There is a highly criticized scene early on where he shoots the baby's umbilical cord to "cut" it. This may be meant to be a crude slap at gun owners, but if anything this was done out of necessity and illustrates how a gun really is just a "tool." There he had nothing available to him to cut the umbilical cord, but he needed to do so to separate the woman and baby so they could run to safety. He improvised to save their lives.

Also, the only overtly anti-gun characters are the bad guys. Of course, while they themselves break the law and use guns to victimize others, they want their would be victims to be unarmed and helpless. Yes, its true, one of the bad guys is a gun manufacturer BUT he doesn't represent the controlling officer of a large top tier gun manufacturer. He is a small business owner that wants to make money any way he can, even if it means putting his desire to make money above his support for Second Amendment rights. Any industry is bound to have these kind of "bad apples", that doesn't make the entire industry this way.

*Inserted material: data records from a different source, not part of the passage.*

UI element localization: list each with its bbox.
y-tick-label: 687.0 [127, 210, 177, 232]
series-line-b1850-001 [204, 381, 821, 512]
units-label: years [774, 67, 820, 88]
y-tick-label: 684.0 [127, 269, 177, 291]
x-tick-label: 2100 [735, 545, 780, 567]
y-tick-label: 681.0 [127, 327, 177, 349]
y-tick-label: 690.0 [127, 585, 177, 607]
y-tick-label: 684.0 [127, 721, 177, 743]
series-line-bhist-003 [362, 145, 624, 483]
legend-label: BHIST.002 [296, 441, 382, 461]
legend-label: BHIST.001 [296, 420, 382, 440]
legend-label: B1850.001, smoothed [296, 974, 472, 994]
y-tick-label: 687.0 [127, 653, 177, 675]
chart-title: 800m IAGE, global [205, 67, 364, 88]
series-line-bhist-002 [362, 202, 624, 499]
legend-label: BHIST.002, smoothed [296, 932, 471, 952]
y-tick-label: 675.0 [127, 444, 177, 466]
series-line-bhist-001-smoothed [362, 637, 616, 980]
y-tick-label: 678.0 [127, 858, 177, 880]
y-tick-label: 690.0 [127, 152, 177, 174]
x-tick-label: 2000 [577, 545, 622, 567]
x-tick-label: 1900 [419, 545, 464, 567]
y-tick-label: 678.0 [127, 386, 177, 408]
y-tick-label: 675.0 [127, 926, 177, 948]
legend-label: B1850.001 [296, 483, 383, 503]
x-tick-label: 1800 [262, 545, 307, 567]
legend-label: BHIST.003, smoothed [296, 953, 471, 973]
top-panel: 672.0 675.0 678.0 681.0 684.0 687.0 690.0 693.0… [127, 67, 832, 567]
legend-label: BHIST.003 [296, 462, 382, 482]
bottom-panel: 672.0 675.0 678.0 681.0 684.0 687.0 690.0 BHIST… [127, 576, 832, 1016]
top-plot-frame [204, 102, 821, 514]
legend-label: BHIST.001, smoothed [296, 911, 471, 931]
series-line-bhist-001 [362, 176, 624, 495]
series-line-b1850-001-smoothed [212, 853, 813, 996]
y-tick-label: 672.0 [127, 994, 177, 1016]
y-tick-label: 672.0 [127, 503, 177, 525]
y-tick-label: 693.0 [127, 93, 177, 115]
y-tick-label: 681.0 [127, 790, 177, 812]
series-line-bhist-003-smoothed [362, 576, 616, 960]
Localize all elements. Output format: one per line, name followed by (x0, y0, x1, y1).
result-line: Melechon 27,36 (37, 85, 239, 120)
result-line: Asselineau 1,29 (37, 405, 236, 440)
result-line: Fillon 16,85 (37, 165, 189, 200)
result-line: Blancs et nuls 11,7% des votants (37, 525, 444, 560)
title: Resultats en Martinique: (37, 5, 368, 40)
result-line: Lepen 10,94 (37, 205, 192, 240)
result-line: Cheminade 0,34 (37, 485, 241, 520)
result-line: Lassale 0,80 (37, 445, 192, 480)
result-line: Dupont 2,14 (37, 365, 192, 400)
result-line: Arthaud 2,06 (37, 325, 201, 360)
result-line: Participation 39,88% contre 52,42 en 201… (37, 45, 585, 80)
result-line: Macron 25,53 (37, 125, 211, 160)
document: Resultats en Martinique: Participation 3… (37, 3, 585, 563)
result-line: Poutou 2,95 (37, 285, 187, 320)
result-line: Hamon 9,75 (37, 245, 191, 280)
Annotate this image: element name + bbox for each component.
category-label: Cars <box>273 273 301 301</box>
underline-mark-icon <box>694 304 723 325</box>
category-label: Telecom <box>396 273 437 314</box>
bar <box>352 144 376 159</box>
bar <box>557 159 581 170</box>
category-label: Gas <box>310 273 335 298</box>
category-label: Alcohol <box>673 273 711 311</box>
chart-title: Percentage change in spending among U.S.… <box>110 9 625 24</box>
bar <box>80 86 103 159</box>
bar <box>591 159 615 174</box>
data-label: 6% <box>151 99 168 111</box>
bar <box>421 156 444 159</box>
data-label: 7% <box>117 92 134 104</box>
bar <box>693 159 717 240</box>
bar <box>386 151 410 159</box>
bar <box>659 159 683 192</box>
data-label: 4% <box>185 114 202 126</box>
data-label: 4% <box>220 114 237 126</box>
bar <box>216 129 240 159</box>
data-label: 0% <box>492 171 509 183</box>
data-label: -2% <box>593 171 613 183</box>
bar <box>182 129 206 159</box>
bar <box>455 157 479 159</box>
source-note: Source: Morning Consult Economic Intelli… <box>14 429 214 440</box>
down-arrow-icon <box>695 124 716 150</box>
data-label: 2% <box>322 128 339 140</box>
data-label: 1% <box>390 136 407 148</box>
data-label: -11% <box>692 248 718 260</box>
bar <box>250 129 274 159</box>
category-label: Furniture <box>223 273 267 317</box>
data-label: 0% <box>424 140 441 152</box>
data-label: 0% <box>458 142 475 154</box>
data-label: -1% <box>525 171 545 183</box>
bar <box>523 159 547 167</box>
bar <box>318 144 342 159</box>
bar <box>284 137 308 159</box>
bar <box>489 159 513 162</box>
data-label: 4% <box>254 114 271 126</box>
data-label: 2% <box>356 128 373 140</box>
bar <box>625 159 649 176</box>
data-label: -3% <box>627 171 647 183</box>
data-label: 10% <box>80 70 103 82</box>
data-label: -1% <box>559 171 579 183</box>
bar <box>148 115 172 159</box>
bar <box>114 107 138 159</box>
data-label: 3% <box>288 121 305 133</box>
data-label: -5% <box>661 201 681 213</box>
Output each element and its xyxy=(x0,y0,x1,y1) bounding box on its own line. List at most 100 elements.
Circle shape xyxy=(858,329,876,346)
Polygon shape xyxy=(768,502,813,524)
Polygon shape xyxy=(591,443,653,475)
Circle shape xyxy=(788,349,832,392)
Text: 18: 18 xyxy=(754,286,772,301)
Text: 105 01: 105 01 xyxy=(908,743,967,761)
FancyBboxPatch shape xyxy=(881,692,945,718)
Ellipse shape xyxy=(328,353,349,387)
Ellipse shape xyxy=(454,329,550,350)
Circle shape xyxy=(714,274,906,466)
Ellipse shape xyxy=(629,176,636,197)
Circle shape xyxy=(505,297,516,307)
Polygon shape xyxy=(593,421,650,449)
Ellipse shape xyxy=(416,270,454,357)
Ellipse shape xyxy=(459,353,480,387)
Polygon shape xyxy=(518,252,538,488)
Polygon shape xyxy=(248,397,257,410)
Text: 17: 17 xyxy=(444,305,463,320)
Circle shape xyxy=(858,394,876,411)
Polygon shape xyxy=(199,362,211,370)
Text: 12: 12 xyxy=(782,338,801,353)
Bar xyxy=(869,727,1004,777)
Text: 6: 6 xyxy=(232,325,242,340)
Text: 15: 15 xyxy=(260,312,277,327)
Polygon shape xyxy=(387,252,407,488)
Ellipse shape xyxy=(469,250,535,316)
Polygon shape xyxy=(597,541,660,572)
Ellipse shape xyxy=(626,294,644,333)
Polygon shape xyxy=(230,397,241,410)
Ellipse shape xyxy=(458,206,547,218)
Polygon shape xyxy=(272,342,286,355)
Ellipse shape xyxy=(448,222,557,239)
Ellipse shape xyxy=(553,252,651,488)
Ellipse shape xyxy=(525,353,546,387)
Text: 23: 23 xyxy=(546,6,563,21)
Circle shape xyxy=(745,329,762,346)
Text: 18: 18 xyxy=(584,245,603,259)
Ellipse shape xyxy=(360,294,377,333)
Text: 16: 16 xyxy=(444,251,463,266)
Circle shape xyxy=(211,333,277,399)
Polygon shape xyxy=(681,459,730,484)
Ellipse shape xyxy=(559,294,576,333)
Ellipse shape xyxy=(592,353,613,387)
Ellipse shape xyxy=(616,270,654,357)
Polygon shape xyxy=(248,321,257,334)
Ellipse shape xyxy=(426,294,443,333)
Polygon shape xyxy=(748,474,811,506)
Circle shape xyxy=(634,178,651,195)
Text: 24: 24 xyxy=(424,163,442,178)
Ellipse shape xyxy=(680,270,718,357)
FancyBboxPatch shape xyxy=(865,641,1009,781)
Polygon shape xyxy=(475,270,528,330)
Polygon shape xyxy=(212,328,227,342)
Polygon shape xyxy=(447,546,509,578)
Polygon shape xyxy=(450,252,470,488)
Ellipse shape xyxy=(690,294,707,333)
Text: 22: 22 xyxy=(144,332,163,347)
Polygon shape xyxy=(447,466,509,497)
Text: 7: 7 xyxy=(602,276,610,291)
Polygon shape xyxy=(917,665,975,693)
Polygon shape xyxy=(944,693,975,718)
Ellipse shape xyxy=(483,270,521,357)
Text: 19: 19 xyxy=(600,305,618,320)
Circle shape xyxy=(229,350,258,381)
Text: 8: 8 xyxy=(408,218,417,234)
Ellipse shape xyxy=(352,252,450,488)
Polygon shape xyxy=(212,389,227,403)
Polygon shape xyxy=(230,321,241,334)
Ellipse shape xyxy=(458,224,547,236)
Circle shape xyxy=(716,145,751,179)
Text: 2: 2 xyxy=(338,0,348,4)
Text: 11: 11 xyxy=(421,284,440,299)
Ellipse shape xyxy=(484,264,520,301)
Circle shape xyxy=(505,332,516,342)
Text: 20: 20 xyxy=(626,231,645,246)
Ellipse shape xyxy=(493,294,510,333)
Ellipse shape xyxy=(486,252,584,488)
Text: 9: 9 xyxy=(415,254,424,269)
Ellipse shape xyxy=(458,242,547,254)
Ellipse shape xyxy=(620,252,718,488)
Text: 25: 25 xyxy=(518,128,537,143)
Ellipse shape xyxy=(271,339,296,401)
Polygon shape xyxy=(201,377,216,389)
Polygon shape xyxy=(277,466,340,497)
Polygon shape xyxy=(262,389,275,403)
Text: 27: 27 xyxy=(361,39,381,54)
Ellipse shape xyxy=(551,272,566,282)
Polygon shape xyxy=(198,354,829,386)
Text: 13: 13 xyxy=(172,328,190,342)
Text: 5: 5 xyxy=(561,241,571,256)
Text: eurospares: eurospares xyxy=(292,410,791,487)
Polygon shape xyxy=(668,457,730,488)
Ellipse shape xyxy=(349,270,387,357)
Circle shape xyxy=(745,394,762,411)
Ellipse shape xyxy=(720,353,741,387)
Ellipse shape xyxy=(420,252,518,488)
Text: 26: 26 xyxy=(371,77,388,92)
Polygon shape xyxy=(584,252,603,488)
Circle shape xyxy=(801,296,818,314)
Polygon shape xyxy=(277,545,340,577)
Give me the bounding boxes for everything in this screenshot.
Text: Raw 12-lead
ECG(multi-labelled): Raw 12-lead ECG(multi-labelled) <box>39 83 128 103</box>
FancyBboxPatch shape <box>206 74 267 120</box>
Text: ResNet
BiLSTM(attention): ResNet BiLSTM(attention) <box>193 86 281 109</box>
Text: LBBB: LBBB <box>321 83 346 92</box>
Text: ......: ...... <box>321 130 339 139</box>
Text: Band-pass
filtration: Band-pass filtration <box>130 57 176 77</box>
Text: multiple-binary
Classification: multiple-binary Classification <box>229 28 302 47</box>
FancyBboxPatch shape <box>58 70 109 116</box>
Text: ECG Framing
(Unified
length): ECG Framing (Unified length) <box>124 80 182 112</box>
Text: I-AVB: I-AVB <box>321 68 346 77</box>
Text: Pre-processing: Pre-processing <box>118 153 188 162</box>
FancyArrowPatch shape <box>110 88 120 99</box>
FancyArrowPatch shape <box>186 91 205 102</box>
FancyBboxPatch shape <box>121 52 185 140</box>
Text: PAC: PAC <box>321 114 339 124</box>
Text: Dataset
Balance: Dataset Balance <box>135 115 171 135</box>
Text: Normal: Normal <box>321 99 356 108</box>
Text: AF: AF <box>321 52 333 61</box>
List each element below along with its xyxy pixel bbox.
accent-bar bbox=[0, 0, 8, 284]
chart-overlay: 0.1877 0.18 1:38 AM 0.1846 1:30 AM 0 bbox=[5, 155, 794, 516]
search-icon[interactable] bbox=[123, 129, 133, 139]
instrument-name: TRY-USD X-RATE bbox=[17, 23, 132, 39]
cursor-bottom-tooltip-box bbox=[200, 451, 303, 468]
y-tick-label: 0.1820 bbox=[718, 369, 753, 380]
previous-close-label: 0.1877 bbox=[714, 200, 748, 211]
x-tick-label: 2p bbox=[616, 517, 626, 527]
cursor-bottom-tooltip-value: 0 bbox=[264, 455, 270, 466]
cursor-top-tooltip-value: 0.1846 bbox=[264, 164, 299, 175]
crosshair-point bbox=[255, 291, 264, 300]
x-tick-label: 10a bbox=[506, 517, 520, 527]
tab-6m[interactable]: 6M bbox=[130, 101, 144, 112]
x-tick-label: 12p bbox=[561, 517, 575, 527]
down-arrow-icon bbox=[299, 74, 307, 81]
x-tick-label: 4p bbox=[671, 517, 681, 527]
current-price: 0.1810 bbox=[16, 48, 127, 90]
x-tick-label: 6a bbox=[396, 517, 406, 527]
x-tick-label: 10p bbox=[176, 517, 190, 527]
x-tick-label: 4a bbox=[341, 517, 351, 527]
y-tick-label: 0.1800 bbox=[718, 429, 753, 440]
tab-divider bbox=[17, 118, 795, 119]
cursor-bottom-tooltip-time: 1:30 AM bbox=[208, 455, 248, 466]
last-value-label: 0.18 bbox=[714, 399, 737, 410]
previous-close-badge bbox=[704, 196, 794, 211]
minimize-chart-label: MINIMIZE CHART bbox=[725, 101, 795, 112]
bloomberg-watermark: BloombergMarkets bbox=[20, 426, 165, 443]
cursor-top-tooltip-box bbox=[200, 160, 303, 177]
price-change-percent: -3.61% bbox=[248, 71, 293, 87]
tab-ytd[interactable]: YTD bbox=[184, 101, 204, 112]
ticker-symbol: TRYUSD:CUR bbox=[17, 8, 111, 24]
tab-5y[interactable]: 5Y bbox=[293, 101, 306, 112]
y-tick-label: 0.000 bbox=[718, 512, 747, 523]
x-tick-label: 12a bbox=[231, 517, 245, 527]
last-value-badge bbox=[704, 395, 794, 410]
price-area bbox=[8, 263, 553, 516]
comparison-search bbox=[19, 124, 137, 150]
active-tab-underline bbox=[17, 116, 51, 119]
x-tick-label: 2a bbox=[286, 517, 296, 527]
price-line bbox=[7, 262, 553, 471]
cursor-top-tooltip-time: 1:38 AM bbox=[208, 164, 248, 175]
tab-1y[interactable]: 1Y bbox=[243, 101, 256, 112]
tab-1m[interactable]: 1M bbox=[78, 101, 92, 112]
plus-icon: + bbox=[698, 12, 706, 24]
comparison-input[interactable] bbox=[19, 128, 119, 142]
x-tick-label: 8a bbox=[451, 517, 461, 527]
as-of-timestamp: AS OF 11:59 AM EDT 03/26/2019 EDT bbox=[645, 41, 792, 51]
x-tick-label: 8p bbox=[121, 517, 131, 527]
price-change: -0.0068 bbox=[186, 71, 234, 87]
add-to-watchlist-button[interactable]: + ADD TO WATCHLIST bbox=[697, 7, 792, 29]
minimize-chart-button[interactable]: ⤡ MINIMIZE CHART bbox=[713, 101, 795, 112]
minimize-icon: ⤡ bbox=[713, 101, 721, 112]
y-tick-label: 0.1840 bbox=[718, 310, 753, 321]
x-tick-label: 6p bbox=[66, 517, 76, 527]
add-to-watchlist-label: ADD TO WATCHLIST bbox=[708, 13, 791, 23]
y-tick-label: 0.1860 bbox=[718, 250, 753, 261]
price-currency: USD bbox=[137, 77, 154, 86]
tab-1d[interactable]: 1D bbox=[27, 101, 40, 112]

And, lets not forget that they worked for the anti-gun senator. That's right, the anti-gun senator that wanted to ban guns to make society safer sent out armed criminal to assassinate a large number of women and babies. Think about it, the real "baby killers" in this film are the gun-control supporters. Not to mention, this imitates the real life elitist hypocrisy of gun-banning figures that want their perceived "importance" to shield them from the very laws and restrictions they support. They don't want us average law abiding citizens to have guns but they have no problem either having guns themselves or employing others that have guns, when it suits their needs and furthers their agenda.

As for the Senator's killing, I didn't see the hero doing this to get guns banned. I saw this as simply a slap in the face to the 'normal movie way' of handling such a situation. Usually a villain says to the good guy that, by killing him, he is making him a martyr and the hero almost always spares the bad guy because of this. In this case, the hero says this and the senator agrees thinking this is his way to stay alive. But, not in this movie.

Also, remember Paul Giamatti's character's almost necrophiliac scene? What better way to show anti-gun "perverse love" and use of death. He of course was also the only one to proclaim his love for violence. How novel, the gun toting criminal that loves violence and death is gun-control supporter.

And of course, let's not forget that the availability of firearms and the ability to use them, is the only thing that manages to save the "good guys."


Again, this is just my interpretation of the movie.

September 9, 2007, 09:44 AM
Sounds like Clive Owen (anyone see "sin city"?) and Paul Giamatti are about to get a taste of the ridiculous mouth foaming logical power of the anti's.
At some point, it will occur to them that perhaps the pro gun crowd is as misunderstood as they are, once they're crucified for a stupid movie.

Maybe this movie will do more good for the 2A cause.